Forty five years later I flew in to inspect the scene of the mystery. Which was still unsolved and now a very cold case. The mystery was this: How could it be that such great and experienced drivers crashed? I mean some of us had been driving for . . well, months!

I flew in via google earth. And there it was: A fault!! It was Queen’s Hill’s fault, not ours!
A great big fault runs North-South across the whole hill. THAT was what caught us by surprise in the long grass.

I have little doubt that if one were to measure its width you’ll find it just a bit greater than the wheelbase of a 1961 Saab93!

 

 Queen's Hill - Annotated

I’m fifteen?

The mighty Vulgar river had risen! It was flowing way higher than usual, and had overflown its banks. We needed to get onto it!
So Pierre and I dusted off the open blue and red fibreglass canoe the old man had bought us and headed off downstream early one summer morning from below the weir in the park.

By the time we started the river had dropped a lot. Still flowing well, but below the heights of the previous days. This left a muddy verge metres high where the banks were vertical, and up to 100m wide where the banks were sloped and the river was wide.

When we got to Swiss Valley past the confluence of the Nuwejaar spruit, we had a wide wet floodplain to slip and slide across before we reached dry land, leaving us muddy from head to toe. Dragging the boat along we headed for the farmhouse where Lel Venning looked at us in astonishment. I don’t think she even recognised us.

No, You haven’t! You can’t fool me! APRIL FOOL! she exclaimed when we said we’d paddled out from town.

Pierre and I looked at each other and he said “Happy birthday!”

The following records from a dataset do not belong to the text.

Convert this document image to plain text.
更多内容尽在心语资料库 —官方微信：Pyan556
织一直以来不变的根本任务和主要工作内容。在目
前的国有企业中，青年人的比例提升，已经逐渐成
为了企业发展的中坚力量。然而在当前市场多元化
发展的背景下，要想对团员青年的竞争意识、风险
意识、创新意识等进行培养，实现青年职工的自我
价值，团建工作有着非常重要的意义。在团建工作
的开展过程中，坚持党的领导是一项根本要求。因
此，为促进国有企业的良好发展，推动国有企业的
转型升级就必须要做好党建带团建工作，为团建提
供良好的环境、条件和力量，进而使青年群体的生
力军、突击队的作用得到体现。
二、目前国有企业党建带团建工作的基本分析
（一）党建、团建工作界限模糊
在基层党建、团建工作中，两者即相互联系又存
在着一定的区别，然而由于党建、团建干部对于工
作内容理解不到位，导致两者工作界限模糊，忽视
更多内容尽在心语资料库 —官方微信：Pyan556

Brief Sojourn at Hotel Command

Fresh from officers course at Roberts Heights (then it was called Voortrekkerhoogte, now it’s called Thaba Tshwane) this brand-new lieutenant is sent as adjudant to Natal Command, fondly known as Hotel Command. I’m given my own room just above Marine Parade and told to leave my shoes outside the door. Not for religious reasons – because someone else miraculously cleans them overnight!

 

In my very own office in Metal Industries House the PF (permanent force – career officer) outgoing adjudant gives me the list of hospitals which fall under my care: Mosvold, Ngwelezane, Christ the King, Madadeni, Appelsbosch, Hlabisa, Osindisweni, St Appolonaris and Manguzi are the names I still remember. I’m responsible for the civilian force docs posted to these outposts, so I go through their files to see wassup. Wait! This guy is due to leave Mosvold tomorrow! I better phone him NOW! He thanks me profusely and says “Usually we’re told late or not at all!”. Another one thanks me for giving him a whole week’s notice. Both notices had arrived on this desk more than a month earlier!

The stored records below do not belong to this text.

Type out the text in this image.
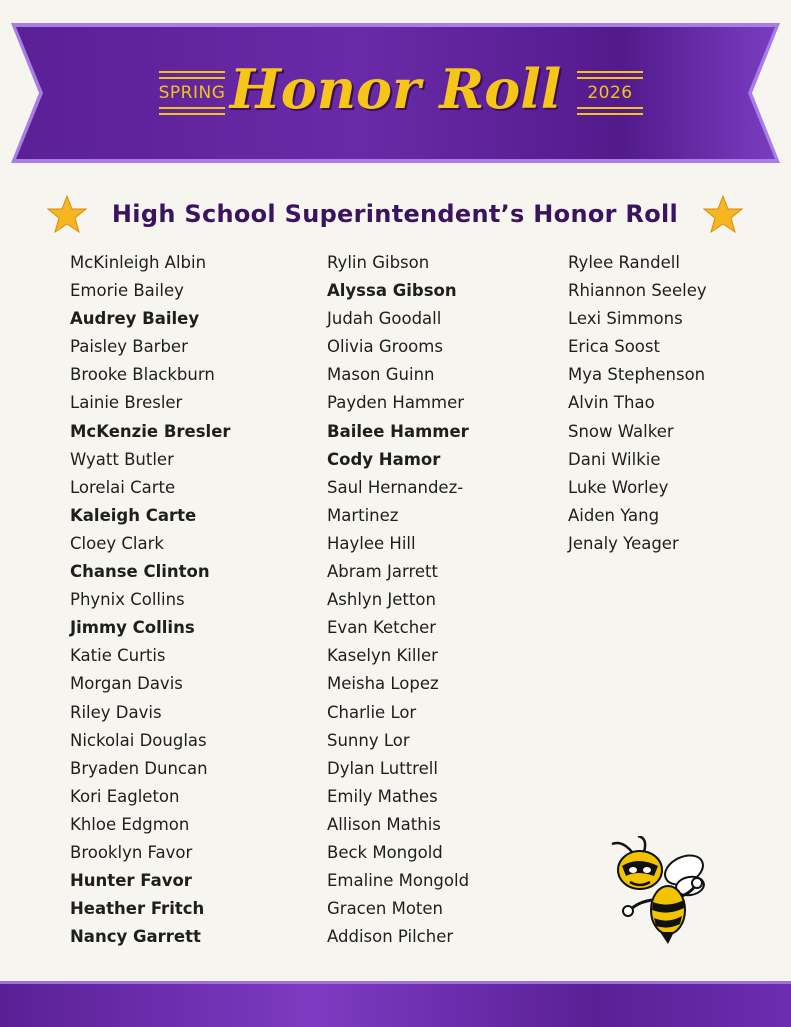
SPRING Honor Roll	2026
High School Superintendent’s Honor Roll
McKinleigh Albin
Emorie Bailey
Audrey Bailey
Paisley Barber
Brooke Blackburn
Lainie Bresler
McKenzie Bresler
Wyatt Butler
Lorelai Carte
Kaleigh Carte
Cloey Clark
Chanse Clinton
Phynix Collins
Jimmy Collins
Katie Curtis
Morgan Davis
Riley Davis
Nickolai Douglas
Bryaden Duncan
Kori Eagleton
Khloe Edgmon
Brooklyn Favor
Hunter Favor
Heather Fritch
Nancy Garrett
Rylin Gibson
Alyssa Gibson
Judah Goodall
Olivia Grooms
Mason Guinn
Payden Hammer
Bailee Hammer
Cody Hamor
Saul Hernandez-
Martinez
Haylee Hill
Abram Jarrett
Ashlyn Jetton
Evan Ketcher
Kaselyn Killer
Meisha Lopez
Charlie Lor
Sunny Lor
Dylan Luttrell
Emily Mathes
Allison Mathis
Beck Mongold
Emaline Mongold
Gracen Moten
Addison Pilcher
Rylee Randell
Rhiannon Seeley
Lexi Simmons
Erica Soost
Mya Stephenson
Alvin Thao
Snow Walker
Dani Wilkie
Luke Worley
Aiden Yang
Jenaly Yeager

Once I have everything sorted out and organised after about a month I ask around: Yes, says my boss Naval Captain Dr Mervyn Jordan, head of SA Medics in Natal in his dapper white uniform, I can requisition a Land Rover and visit “my” hospitals! I can’t wait. I start planning an adventure to all the Zululand hospitals for starters.

But just then I get a transfer order myself, and though I’m sorely disappointed to miss my planned “Grand Tour of the Provinces” I cannot miss this:
“You are hereby ordered to report to Addington Hospital where you will be given your own flat in Doctors’ Quarters across the road from the Nurses Res where hundreds of nubile nurses await your arrival”.

Hey, orders are orders!

Graham Drybright Lewis

For army basic training we were posted to Loopspruit outside Potchefstroom. We were ‘medics’ we were told. The place had been a reform school before and we were billeted in old houses converted into barracks – or most of us were. Our gang (platoon?) got the science lab, and boy, were we lucky. The other guys spent their days sanding and polishing old wooden floors. We had linoleum. All we did was sweep and – unfairly – we often won the prize for neatest inspection. Every so often that meant a weekend pass, so we were careful to keep the place clean, removing our boots at the door and shuffling around on ‘taxis’ – cloths you  step on and scoot on, cleaning as you go.

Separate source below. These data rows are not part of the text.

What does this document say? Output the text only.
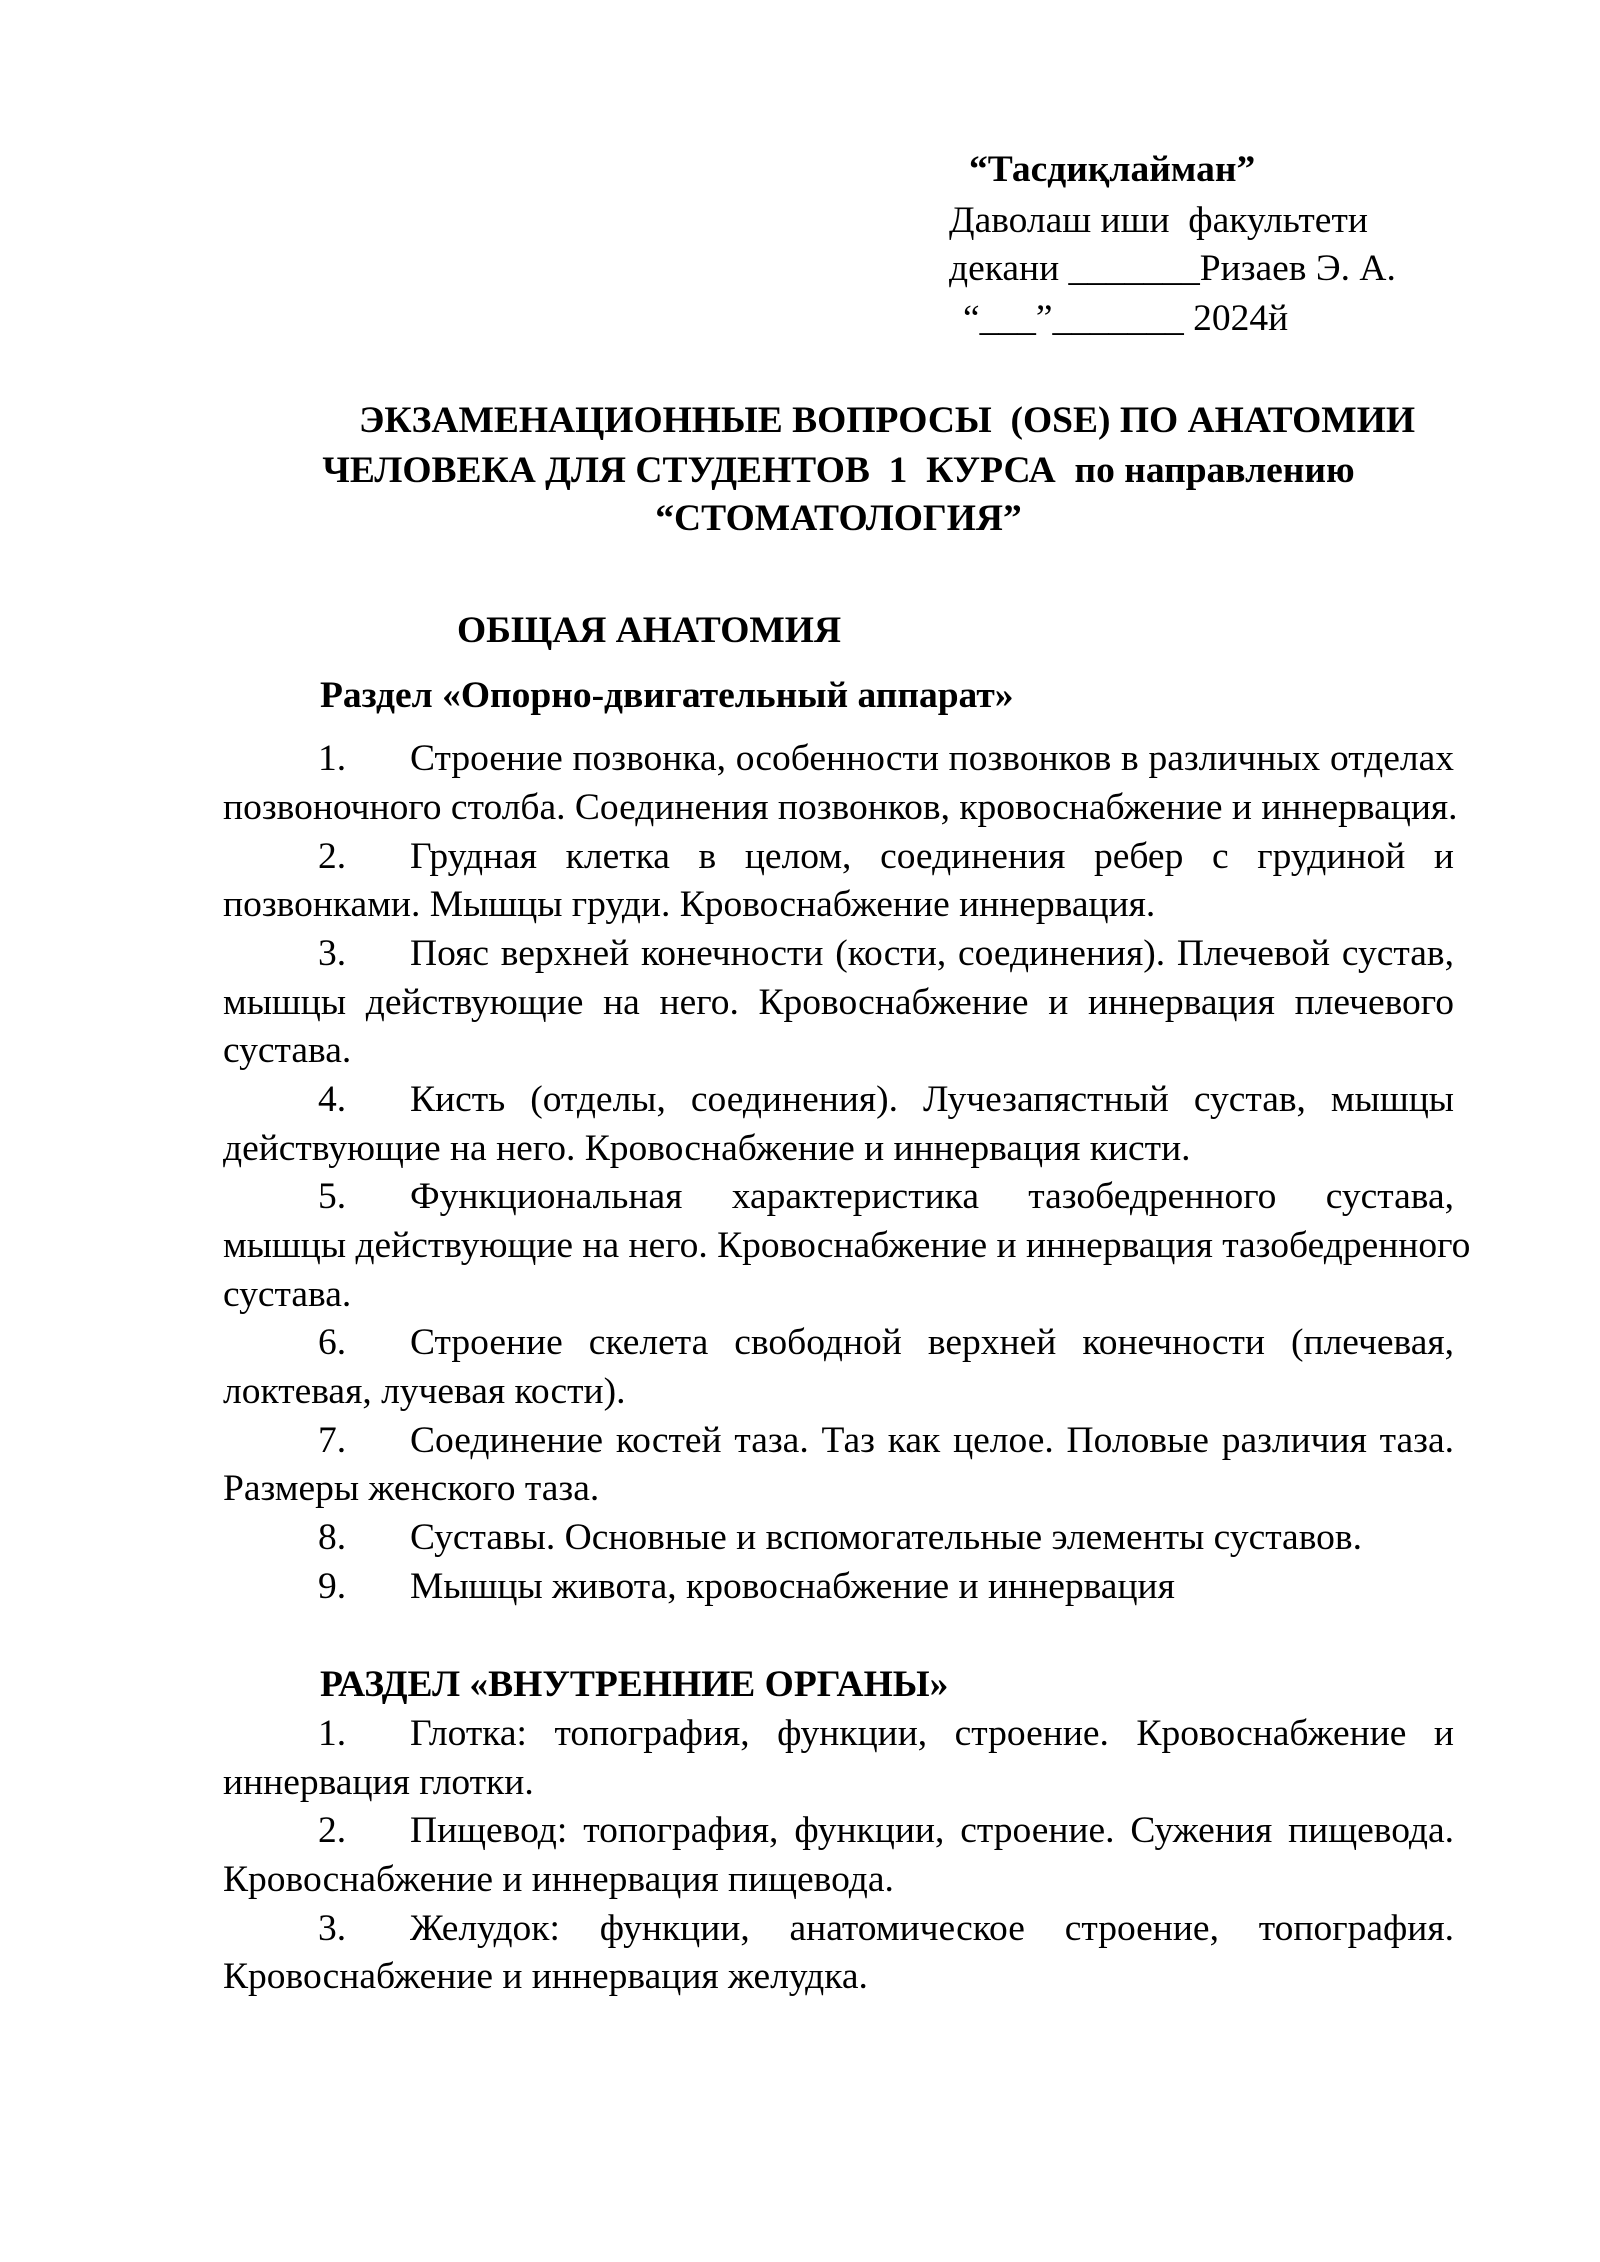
“Тасдиқлайман”
Даволаш иши  факультети
декани _______Ризаев Э. А.
“___”_______ 2024й
ЭКЗАМЕНАЦИОННЫЕ ВОПРОСЫ  (OSE) ПО АНАТОМИИ
ЧЕЛОВЕКА ДЛЯ СТУДЕНТОВ  1  КУРСА  по направлению
“СТОМАТОЛОГИЯ”
ОБЩАЯ АНАТОМИЯ
Раздел «Опорно-двигательный аппарат»
1. Строение позвонка, особенности позвонков в различных отделах
позвоночного столба. Соединения позвонков, кровоснабжение и иннервация.
2. Грудная клетка в целом, соединения ребер с грудиной и
позвонками. Мышцы груди. Кровоснабжение иннервация.
3. Пояс верхней конечности (кости, соединения). Плечевой сустав,
мышцы действующие на него. Кровоснабжение и иннервация плечевого
сустава.
4. Кисть (отделы, соединения). Лучезапястный сустав, мышцы
действующие на него. Кровоснабжение и иннервация кисти.
5. Функциональная характеристика тазобедренного сустава,
мышцы действующие на него. Кровоснабжение и иннервация тазобедренного
сустава.
6. Строение скелета свободной верхней конечности (плечевая,
локтевая, лучевая кости).
7. Соединение костей таза. Таз как целое. Половые различия таза.
Размеры женского таза.
8. Суставы. Основные и вспомогательные элементы суставов.
9. Мышцы живота, кровоснабжение и иннервация
РАЗДЕЛ «ВНУТРЕННИЕ ОРГАНЫ»
1. Глотка: топография, функции, строение. Кровоснабжение и
иннервация глотки.
2. Пищевод: топография, функции, строение. Сужения пищевода.
Кровоснабжение и иннервация пищевода.
3. Желудок: функции, анатомическое строение, топография.
Кровоснабжение и иннервация желудка.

Uniforms and beds were inspected too, so evenings were spent cleaning and ironing and smartening. Some would even sleep on the floor, unwilling to mess up their crisply-straightened beds. One of our guys found this all a bit hard. Graham. What a lovely bloke, but tidiness R Not Him. He would get bombed by the corporals for untidiness, so we took to doing his ironing and smartening for him, forbidding him to move as we shone his boots and dressed him for inspection.

One weekend we were all given a pass but Graham was ordered to forfeit his. On our arrival back in camp Sunday evening we were greeted by the disturbing sight of  our dazzling floor looking dull and scratchy. It had lost its shine!

Graham explained: Bored all alone over the weekend he had spied an electric polishing machine and some ‘Drybright’ polish in one of the houses and thought he’d do us all a big favour and get the floor to a dining shazzle the likes of which had never before been seen in military history.

floor polisher Lewis.jpg

Well, the more he polished the duller it got. So he polished some more. Eventually he managed to get it to the disastrous state we now saw before our ‘thinking-of-lost-weekends’ eyes! Fortunately we knew where Graham’s heart was, so we saw the funny side and set to rescuing the situation as best we could.

But we never let him forget it: Graham Drybright Lewis!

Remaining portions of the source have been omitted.